Le labyrinthe de Venise
Le labyrinthe de Venise n’est pas une construction mythique qui mènerait à un centre secret, ni une figure de notre perplexité. Épousant la configuration des îlots, il rassemble dans un espace restreint les combinaisons les plus complexes des voies aquatiques et terrestres.
Qu’y cherche le voyageur, sinon à voir ce qui peut se voir. Il veut gagner cet endroit, et il lui faudra faire maints détours avant d’y arriver, découvrant des signes qu’il n’attendait pas. Chaque instant en appelle d’innombrables autres, et cette manière d’initiation, cette dérive contrôlée, est un jeu de masques où alternent le visible, l’invisible.
Il voit des grilles murées sur leur silence, des fenêtres scellées avec de la brique. Les perrons sur l’eau ne conduisent nulle part. Il croit s’être fourvoyé dans une impasse, mais se présente une issue : un dégagement dans un boyau latéral, un pont en répit des calli tortueuses et obscures, une trouée de lumière sous un porche, la bouffée d’air soudaine d’un campiello. Et comme cela se répète plus ou moins, jamais identique ni tout à fait différent, il peut se figurer ce qu’il ne peut atteindre.
Le voyageur doit trouver son allure, construire sa marche. Tout se conjugue dans une sorte de présent éternisé qui enivre. Les murs racontent une histoire qu’il suppose, en partie, ressembler à la sienne – surfaces aux suggestions inépuisables, ce ne sont que des murs qui font des vagues… Et les ponts aussi rythment sa traversée : il ne cesse de monter, de descendre…
Chaque sestiere a sa personnalité : maisons en à-pic à San Polo, canaux sinueux de Castello, espaces aérés dans le Cannaregio.
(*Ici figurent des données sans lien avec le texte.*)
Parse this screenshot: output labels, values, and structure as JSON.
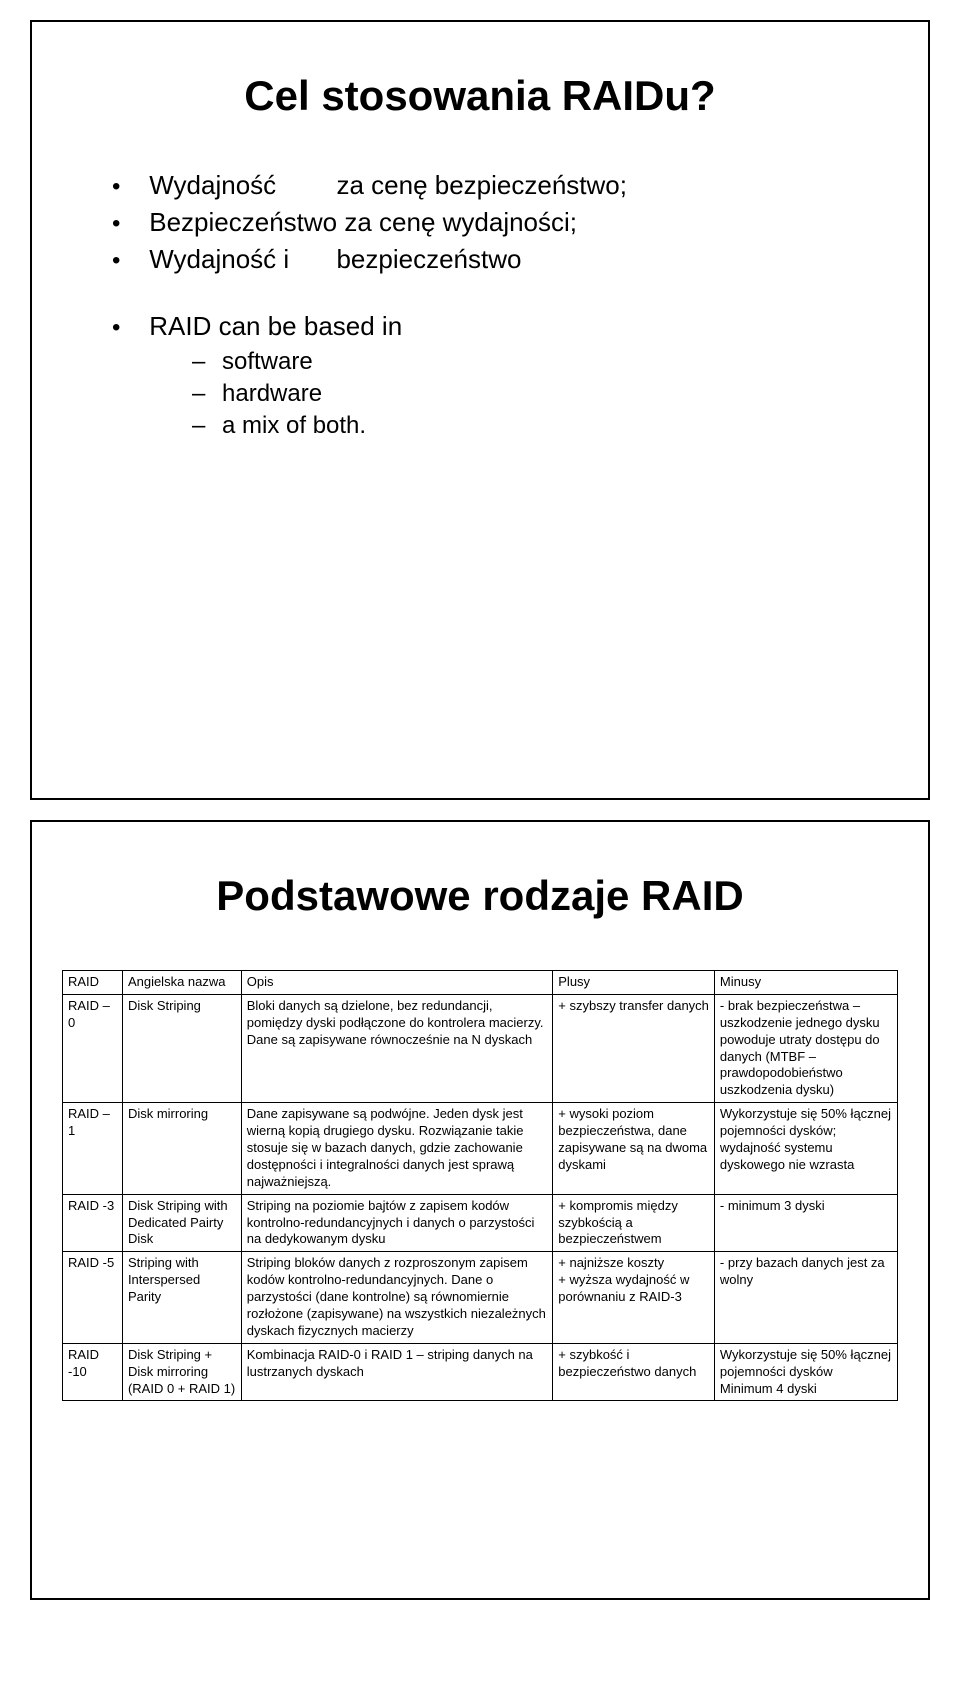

La seule pause obligée est celle du grand Canal ; sur les bancs de l’embarcadère, le voyageur reprend son souffle malgré la violence des secousses. Puis il longe encore des murs, murs ouverts ou fermés – occlusions lumineuses, ténébreux appels – comme ces portes, ces fenêtres.
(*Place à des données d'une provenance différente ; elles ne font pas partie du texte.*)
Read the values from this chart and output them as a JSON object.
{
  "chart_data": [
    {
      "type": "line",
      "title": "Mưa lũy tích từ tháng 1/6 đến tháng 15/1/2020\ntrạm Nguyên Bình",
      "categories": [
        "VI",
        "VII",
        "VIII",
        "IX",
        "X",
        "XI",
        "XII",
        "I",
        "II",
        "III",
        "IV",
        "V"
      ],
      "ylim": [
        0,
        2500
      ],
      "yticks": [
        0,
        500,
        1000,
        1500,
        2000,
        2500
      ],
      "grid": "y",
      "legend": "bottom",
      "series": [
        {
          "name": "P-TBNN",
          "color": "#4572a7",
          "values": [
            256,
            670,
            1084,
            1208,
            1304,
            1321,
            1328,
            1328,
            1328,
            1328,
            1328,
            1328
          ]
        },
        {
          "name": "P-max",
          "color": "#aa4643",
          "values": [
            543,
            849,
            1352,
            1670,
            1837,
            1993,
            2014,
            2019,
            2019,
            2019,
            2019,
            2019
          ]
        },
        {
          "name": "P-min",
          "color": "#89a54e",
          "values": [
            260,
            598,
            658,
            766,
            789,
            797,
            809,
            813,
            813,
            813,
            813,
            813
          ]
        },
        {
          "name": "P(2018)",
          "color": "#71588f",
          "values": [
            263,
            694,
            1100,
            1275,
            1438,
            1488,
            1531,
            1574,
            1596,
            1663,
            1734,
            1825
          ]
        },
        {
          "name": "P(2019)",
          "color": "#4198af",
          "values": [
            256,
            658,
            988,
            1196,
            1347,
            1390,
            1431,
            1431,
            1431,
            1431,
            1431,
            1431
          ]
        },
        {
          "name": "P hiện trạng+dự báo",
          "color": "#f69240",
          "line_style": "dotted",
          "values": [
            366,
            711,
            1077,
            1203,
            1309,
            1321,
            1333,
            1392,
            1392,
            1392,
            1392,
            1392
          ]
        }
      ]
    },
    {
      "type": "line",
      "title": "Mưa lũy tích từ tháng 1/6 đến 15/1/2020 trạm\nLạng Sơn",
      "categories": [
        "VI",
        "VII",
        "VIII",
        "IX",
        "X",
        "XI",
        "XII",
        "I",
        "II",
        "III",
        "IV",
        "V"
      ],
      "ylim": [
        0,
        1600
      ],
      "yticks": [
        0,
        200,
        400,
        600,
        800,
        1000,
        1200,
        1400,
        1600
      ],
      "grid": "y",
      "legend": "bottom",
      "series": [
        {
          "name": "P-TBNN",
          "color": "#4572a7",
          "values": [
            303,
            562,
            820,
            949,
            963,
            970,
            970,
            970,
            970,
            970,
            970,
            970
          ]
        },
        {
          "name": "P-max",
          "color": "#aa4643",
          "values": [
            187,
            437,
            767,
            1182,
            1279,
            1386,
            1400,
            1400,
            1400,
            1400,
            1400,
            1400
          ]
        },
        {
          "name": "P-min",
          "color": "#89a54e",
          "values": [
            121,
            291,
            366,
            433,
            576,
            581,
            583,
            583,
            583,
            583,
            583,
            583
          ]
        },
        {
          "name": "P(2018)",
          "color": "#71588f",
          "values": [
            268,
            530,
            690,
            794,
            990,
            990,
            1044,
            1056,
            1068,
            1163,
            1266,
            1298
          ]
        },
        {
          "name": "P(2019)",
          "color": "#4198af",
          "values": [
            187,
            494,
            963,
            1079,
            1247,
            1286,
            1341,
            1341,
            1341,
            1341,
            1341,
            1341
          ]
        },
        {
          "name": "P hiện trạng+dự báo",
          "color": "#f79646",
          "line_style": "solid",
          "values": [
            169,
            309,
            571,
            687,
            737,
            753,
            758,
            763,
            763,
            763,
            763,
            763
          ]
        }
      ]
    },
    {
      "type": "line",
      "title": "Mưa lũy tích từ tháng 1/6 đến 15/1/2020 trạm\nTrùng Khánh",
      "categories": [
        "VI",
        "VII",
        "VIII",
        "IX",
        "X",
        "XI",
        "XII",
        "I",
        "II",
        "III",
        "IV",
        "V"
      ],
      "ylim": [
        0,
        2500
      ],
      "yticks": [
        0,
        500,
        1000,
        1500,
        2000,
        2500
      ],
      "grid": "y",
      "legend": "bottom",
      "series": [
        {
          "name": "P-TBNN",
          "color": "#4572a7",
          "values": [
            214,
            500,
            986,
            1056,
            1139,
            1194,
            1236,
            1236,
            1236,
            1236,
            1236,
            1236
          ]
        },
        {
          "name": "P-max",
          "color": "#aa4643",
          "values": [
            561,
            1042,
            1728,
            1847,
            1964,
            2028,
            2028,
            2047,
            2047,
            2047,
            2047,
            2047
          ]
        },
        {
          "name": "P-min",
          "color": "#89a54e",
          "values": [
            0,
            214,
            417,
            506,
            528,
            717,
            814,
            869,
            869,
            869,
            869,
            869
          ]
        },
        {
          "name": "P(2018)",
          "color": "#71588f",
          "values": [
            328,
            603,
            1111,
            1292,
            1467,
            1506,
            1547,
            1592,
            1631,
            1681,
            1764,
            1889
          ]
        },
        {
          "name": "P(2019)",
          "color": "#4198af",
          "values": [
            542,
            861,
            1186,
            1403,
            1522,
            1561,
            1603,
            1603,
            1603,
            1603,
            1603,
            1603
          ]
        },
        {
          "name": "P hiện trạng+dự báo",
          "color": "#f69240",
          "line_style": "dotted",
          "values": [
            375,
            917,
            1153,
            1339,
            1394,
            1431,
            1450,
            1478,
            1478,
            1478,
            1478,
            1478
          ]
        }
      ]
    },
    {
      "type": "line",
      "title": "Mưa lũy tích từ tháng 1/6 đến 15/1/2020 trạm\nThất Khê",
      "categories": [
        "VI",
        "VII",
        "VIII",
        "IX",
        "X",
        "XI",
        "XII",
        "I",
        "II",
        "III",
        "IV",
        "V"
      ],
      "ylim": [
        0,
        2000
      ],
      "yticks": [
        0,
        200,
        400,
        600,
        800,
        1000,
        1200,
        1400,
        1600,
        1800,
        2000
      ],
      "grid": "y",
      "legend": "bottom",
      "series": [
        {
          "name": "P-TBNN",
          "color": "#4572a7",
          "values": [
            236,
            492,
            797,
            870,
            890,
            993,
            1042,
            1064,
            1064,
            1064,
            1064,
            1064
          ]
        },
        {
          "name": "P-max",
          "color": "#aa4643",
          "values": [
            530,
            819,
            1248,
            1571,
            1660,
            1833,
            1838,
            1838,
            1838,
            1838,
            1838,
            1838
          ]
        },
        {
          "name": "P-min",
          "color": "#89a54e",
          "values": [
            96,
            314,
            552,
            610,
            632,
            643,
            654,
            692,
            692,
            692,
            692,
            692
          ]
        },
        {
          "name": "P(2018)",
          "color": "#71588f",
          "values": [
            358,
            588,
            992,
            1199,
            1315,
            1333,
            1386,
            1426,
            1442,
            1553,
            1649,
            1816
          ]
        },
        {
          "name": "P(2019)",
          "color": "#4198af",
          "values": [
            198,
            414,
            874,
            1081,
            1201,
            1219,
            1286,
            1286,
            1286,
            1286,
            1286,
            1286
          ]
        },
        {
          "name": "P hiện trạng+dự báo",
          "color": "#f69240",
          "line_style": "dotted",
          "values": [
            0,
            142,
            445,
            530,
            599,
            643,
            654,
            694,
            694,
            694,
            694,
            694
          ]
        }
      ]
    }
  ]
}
Peu de lignes droites – un entrelacs indéfini qui est une topographie du sentiment. Des routes se précisent, auxquelles il restera fidèle : Campo dei Frari, San Rocco, Campo Santa Margarita, San Trovaso, Ponte dell’Accademia… Campo San Polo, Rialto, Salizada San Lio, Santa Maria Formosa… et contraint de dévier sans cesse, il conserve l’image de la trajectoire qu’il a lui-même tracée.
Le chemin labyrinthique n’est qu’un effet du miroir et de l’eau. Que déchiffrer des signes parmi cette jubilation chatoyante de pierres, de briques, de canaux ? Que lire sur cette interminable fugue de murs ? Ces choses amies sont l’œuvre d’autres destins, et leurs indices nous donnent une plus tangible perception du réel. Il faut donc se laisser aller, ne pas s’attacher à trouver. Ce que l’on ne peut voir là-bas, on le rencontre ici dans une vision approchante, et ce qui se répète revient comme possible.
On ne peut se perdre dans Venise. Nous n’étions jamais partis, n’arriverons jamais, et continuerons à naviguer entre les murs comme si nous étions en mer ou traversions l’immensité d’un désert.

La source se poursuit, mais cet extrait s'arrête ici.